Mediatani – Normalnya, Bulan Juni sudah memasuki periode musim kemarau dan merupakan hal yang wajar terjadi jika suhu udara meningkat hingga membuat banyak orang merasa gerah. Namun, bagaimana jika hujan masih kerap turun di musim kemarau? Normalkah kondisi tersebut?
Melansir dari CNN Indonesia (14/06/2022), peneliti Meteorologi BMKG Deni Septiadi menjelaskan bahwa meski memasuki periode musim kemarau, bukan berarti tidak terjadi hujan sama sekali.
Dalam menentukan periode musim di Indonesia, BMKG menggunakan beberapa kriteria. Indikasi untuk musim kemarau adalah jumlah atau intensitas curah hujan yang minim atau rendah seperti 1 dasarian di bawah 50 mm atau hari hujan yang semakin berkurang jumlahnya.
Beberapa peneliti juga mengamati aliran angin Siberia-Australia atau sebaliknya yang mengalami perubahan sebagai kriteria penentuan musim. Aliran angin yang biasa disebut aliran monsun atau angin monsun itu secara periodik berubah arah setiap 6 bulan.

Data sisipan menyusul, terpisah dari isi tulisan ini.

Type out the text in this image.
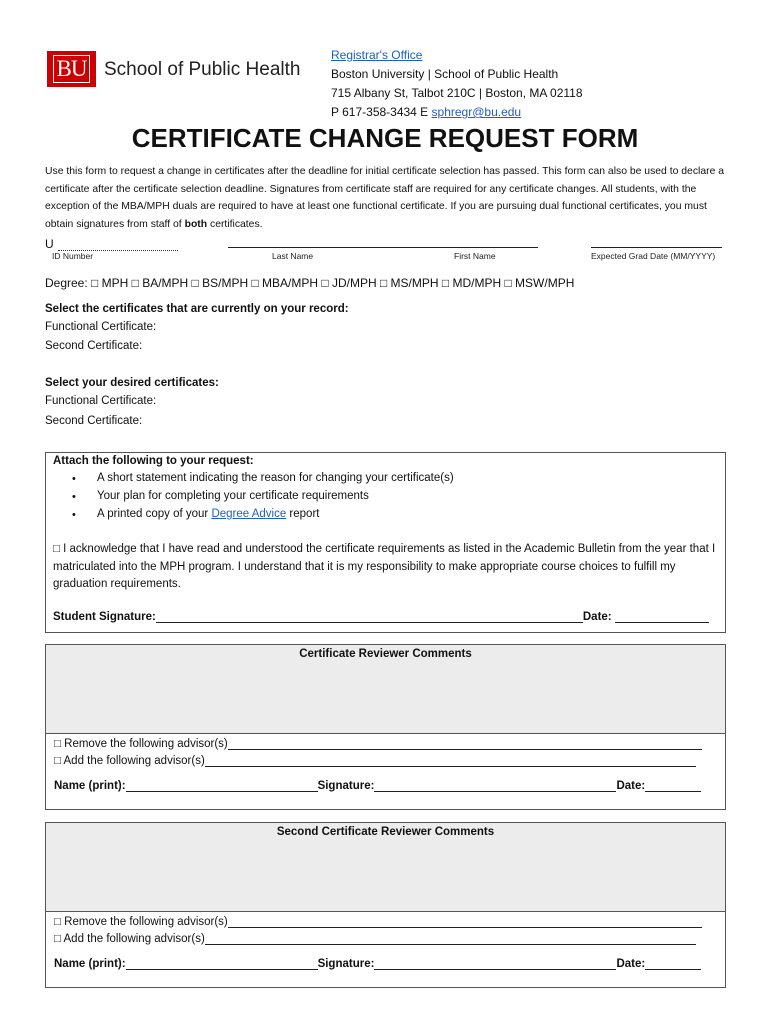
BU School of Public Health
Registrar's Office
Boston University | School of Public Health
715 Albany St, Talbot 210C | Boston, MA 02118
P 617-358-3434 E sphregr@bu.edu
CERTIFICATE CHANGE REQUEST FORM
Use this form to request a change in certificates after the deadline for initial certificate selection has passed. This form can also be used to declare a certificate after the certificate selection deadline. Signatures from certificate staff are required for any certificate changes. All students, with the exception of the MBA/MPH duals are required to have at least one functional certificate. If you are pursuing dual functional certificates, you must obtain signatures from staff of both certificates.
U
ID Number	Last Name	First Name	Expected Grad Date (MM/YYYY)
Degree: □ MPH □ BA/MPH □ BS/MPH □ MBA/MPH □ JD/MPH □ MS/MPH □ MD/MPH □ MSW/MPH
Select the certificates that are currently on your record:
Functional Certificate:
Second Certificate:
Select your desired certificates:
Functional Certificate:
Second Certificate:
Attach the following to your request:
• A short statement indicating the reason for changing your certificate(s)
• Your plan for completing your certificate requirements
• A printed copy of your Degree Advice report
□ I acknowledge that I have read and understood the certificate requirements as listed in the Academic Bulletin from the year that I matriculated into the MPH program. I understand that it is my responsibility to make appropriate course choices to fulfill my graduation requirements.
Student Signature:	Date:
Certificate Reviewer Comments
□ Remove the following advisor(s)
□ Add the following advisor(s)
Name (print):	Signature:	Date:
Second Certificate Reviewer Comments
□ Remove the following advisor(s)
□ Add the following advisor(s)
Name (print):	Signature:	Date:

Saat ini aliran angin yang datang didominasi dari Australia menuju Siberia yang memang cenderung lebih kering, sehingga dapat dikategorikan sebagai musim kemarau di Benua Maritim Indonesia.

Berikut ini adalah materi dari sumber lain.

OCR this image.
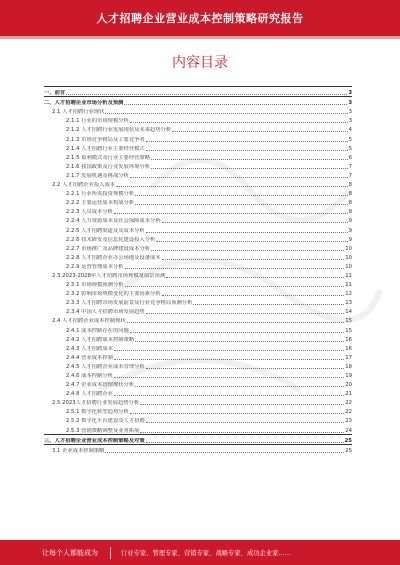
人才招聘企业营业成本控制策略研究报告
内容目录
一、前言	3
二、人才招聘企业市场分析及预测	3
2.1 人才招聘行业现状	3
2.1.1 行业的市场规模分析	3
2.1.2 人才招聘行业发展现状及未来趋势分析	4
2.1.3 市场竞争格局及主要竞争者	5
2.1.4 人才招聘行业主要经营模式	5
2.1.5 盈利模式及行业主要经营策略	6
2.1.6 我国政策及行业发展环境分析	7
2.1.7 发展机遇及挑战分析	7
2.2 人才招聘企业投入成本	8
2.2.1 行业所需投资规模分析	8
2.2.2 主要运营成本构成分析	8
2.2.3 人员成本分析	8
2.2.4 人力资源成本及社会保障成本分析	9
2.2.5 人才招聘渠道及其成本分析	9
2.2.6 技术研发及信息化建设投入分析	9
2.2.7 市场推广及品牌建设成本分析	10
2.2.8 人才招聘企业办公场地及设备成本	10
2.2.9 运营管理成本分析	10
2.3 2023-2028年人才招聘市场规模及前景预测	11
2.3.1 市场规模预测分析	11
2.3.2 影响市场规模变化的主要因素分析	12
2.3.3 人才招聘市场发展前景及行业竞争格局预测分析	13
2.3.4 中国人才招聘市场发展趋势	14
2.4 人才招聘企业成本控制现状	15
2.4.1 成本控制存在的问题	15
2.4.2 人才招聘成本控制策略	16
2.4.3 人才招聘成本	16
2.4.4 营业成本控制	17
2.4.5 人才招聘企业成本管理分析	18
2.4.6 成本控制分析	19
2.4.7 企业成本管理现状分析	20
2.4.8 人才招聘企业	21
2.5 2023人才招聘行业发展趋势分析	22
2.5.1 数字化转型趋势分析	22
2.5.2 数字化平台建设及人才招聘	23
2.5.3 营销策略调整及业务拓展	24
三、人才招聘企业营业成本控制策略及对策	25
3.1 企业成本控制策略	25
让每个人都能成为	行业专家、管理专家、营销专家、战略专家、成功企业家……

Lebih lanjut, Deni menjelaskan bahwa secara spesifik proses terjadinya hujan menjadi proses kompleks dinamika atmosfer yang memiliki banyak faktor dan parameter.
Bukan hanya itu, keanekaragaman kekasaran permukaan di wilayah Indonesia nyatanya juga memberikan banyak pengaruh dalam proses konvergensi hingga terjadi alih radiatif konvektif dalam pengangkatan massa udara dan menjadi awan sempurna.
Beberapa permukaan wilayah di Indonesia terbagi menjadi beberapa bentuk pola, di antaranya ada yang di pesisir, dataran rendah, pegunungan, bahkan termasuk daerah perkotaan dan pedesaan.
“Karena itu, terkadang satu wilayah lebih basah sementara wilayah lainnya cenderung lebih kering,” sebut Deni.
Menurutnya, sepanjang adanya aerosol atmosfer, baik dari debu, garam-garaman laut serta partikulat lainnya, maka potensi tumbuh awan tetap ada.
Saat ini, suhu muka laut di Indonesia disebut masih cukup hangat dengan kisaran anomali antara 0.1 hingga 0.3 derajat celcius dan dengan indeks La Nina 3.4 moderat -0.58 yang mengindikasikan konektivitas cukup tinggi.
Meskipun hari hujan (HH) mengalami penurunan, intensitas hujan sedang-lebat bahkan ekstrem masih berpotensi terjadi. Pada musim-musim peralihan (Maret-April-Mei, MAM) atau kemarau (Juni-Juli-Agustus, JJA) pemanasan permukaan akan sangat sempurna untuk pengangkatan.
Lebih lanjut, Deni menjelaskan bahwa awan-awan yang terbentuk pada fase ini bahkan seringkali menjadi sangat menjulang dengan suhu puncak awan mencapai -80 derajat celcius.
Jika dikaitkan dengan perubahan iklim, secara umum kondisi tersebut akan mempengaruhi karakteristik labilitas atmosfer yang memberikan dampak pada potensi bencana hidrometeorologi yang semakin masif dan membahayakan aktivitas manusia.
“Pergeseran musim juga bisa menjadi indikasi nyata perubahan iklim yang harus menjadi perhatian kita bersama,” tutup Deni.